En el momento en que iba a salir del monasterio se soltó el diluvio. Me recosté contra una pared, a la espera de que amainara. Al rato, mirando el agua que corría por el piso, recordé esta historia.
No es una cosa de otro mundo, sino algo absolutamente familiar. De hecho, es literalmente un asunto de nuestra familia. Por alguna razón desconocida u oculta, los Unger reciben cuando niños un dáimón que tiene dos características. La primera, que cumple deseos —si estos son impecables y el Unger logra concentrarlos como la luz se condensa en un rayo láser. La segunda, que cada Unger debe aprender por sí mismo la existencia del dáimón y su poder formidable. Hay algunos Unger que han muerto sin siquiera probarlo.
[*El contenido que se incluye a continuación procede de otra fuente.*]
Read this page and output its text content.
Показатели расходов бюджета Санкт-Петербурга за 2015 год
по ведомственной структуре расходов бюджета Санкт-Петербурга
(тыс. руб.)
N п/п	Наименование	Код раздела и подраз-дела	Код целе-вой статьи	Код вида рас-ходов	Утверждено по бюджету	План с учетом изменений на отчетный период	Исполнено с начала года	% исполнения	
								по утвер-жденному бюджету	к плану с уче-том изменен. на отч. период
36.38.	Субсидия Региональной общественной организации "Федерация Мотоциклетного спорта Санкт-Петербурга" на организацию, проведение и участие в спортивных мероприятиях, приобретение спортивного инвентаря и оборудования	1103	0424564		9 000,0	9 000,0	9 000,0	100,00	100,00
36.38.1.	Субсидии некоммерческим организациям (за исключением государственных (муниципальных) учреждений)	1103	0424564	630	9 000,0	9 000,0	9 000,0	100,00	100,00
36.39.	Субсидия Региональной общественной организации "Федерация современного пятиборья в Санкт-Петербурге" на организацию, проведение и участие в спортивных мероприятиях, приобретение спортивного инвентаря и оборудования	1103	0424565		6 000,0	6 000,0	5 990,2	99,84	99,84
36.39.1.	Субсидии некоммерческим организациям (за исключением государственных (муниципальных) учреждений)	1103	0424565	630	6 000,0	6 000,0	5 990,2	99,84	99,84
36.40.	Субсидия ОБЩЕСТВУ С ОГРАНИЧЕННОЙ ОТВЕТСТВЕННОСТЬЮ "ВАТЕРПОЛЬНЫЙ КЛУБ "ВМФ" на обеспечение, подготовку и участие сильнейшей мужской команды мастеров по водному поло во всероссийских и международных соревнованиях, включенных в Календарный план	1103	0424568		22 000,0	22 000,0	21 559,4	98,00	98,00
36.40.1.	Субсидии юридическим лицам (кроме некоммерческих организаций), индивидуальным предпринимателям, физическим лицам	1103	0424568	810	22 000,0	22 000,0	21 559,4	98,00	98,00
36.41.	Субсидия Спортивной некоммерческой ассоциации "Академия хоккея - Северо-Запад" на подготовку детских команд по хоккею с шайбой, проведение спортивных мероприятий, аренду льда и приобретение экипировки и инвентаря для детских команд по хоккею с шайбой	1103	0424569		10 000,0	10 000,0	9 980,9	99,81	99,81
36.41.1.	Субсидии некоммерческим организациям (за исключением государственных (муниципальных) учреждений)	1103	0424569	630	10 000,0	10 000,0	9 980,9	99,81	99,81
En la antigüedad todo era diferente. El dáimón era objeto de culto familiar y había ritos para celebrar el ingreso del dáimón en un niño o una niña, en las ocasiones de los deseos colectivos en que estaba en juego el destino de la familia, en agradecimiento por los deseos cumplidos, etc. El dáimón de cada Unger recibía un nombre particular y al morir el Unger, una ceremonia libraba al dáimón y le propiciaba un feliz regreso al mundo de los espíritus.
Pero con el advenimiento del realismo científico todo aquello fue despreciado como superstición y al fin se desvaneció. O mejor, se hizo subterráneo. Los dáimón siguen entrando en los Unger y están ansiosos porque su Unger desee algo con fervor y sin contradicciones.